Once started on her round of repairs, Wilma found herself viewing the entire premises from the standpoint of the sharp gray eyes that had looked so reprovingly at the broken-hinged gate.
"If Tom ever comes here again," she vowed to herself, "he shall not see this grand old place in such a pitiful state of dilapidation. I can at least see that the porch floor has paint, and the garden chairs more than three legs apiece. I feel that I have the making in me of a first-class carpenter." So here and there she went, hammering, and screwing, and puttying, and painting, finding an outlet for much latent energy, and a use for her long repressed, although long suspected mechanical ability.
Claribel's plans did not put themselves into practical shape so readily. For days she went about with a preoccupied air. There was some mysterious correspondence that Agnes wondered over, many hours spent in her room with locked doors. Then one day she stole down the stately stairway with a little valise in her hands.
"You needn't look at me in that way," she whispered, defiantly, as she met the disapproving gaze of the long line of family portraits. "It is to keep up your own old traditions that I am doing it."
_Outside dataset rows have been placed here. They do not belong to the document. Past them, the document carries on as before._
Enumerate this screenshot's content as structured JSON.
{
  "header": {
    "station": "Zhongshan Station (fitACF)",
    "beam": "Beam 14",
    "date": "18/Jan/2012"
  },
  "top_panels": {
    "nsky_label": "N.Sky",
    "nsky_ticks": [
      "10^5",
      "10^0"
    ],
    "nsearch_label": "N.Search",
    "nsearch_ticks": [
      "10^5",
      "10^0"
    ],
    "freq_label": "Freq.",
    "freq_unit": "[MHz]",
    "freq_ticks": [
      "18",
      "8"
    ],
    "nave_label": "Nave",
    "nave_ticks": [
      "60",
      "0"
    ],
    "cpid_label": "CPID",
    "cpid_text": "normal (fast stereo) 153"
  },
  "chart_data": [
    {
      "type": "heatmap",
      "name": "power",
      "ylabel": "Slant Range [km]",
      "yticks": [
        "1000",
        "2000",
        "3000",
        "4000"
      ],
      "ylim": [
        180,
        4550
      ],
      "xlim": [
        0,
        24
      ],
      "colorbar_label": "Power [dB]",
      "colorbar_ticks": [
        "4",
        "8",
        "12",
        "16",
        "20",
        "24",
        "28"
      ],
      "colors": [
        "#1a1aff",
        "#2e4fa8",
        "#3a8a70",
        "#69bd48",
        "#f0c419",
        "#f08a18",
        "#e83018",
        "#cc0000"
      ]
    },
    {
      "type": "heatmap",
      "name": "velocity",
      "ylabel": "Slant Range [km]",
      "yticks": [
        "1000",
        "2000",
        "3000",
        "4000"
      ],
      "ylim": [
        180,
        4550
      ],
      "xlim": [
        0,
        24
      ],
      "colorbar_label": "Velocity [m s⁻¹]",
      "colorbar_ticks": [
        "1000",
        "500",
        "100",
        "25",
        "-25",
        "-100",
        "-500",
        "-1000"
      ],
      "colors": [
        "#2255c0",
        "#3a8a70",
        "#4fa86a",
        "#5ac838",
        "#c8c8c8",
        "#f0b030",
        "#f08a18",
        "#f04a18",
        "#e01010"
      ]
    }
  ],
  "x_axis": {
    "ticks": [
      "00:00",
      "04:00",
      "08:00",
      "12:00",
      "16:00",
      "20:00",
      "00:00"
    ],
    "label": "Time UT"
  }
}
Then something of the proud spirit of her ancestors seemed to take possession of her as she passed out of their patronising presence. It helped her to hold her head high, and carried her through a trying interview with the most fashionable dressmaker in the city, whither she had slipped away with some little models of children's dresses of her own designing and making.
At the end of an hour she came away triumphant. Madame, impressed by her references, quick to see the value of her original ideas, and shrewd enough to know how useful this artistic young girl could be to her, consented to her proposition to establish a department for the making of children's fancy costumes, of which Claribel was to be in charge. At first the woman named a salary so low that she would not have dared propose it, had she not thought that necessity had driven the girl to such a step. She was used to beating down her employees to absurdly low wages. Then it was that the pride of all her ancestors seemed to blaze out of Claribel's eyes, and she drew herself up haughtily.
"'YOU NEEDN'T LOOK AT ME IN THAT WAY,' SHE WHISPERED, DEFIANTLY."[ToList]
"You know that the designing alone would be worth four times that sum, madame," she said, quietly. "If that is the best you can do, we will not discuss the subject farther."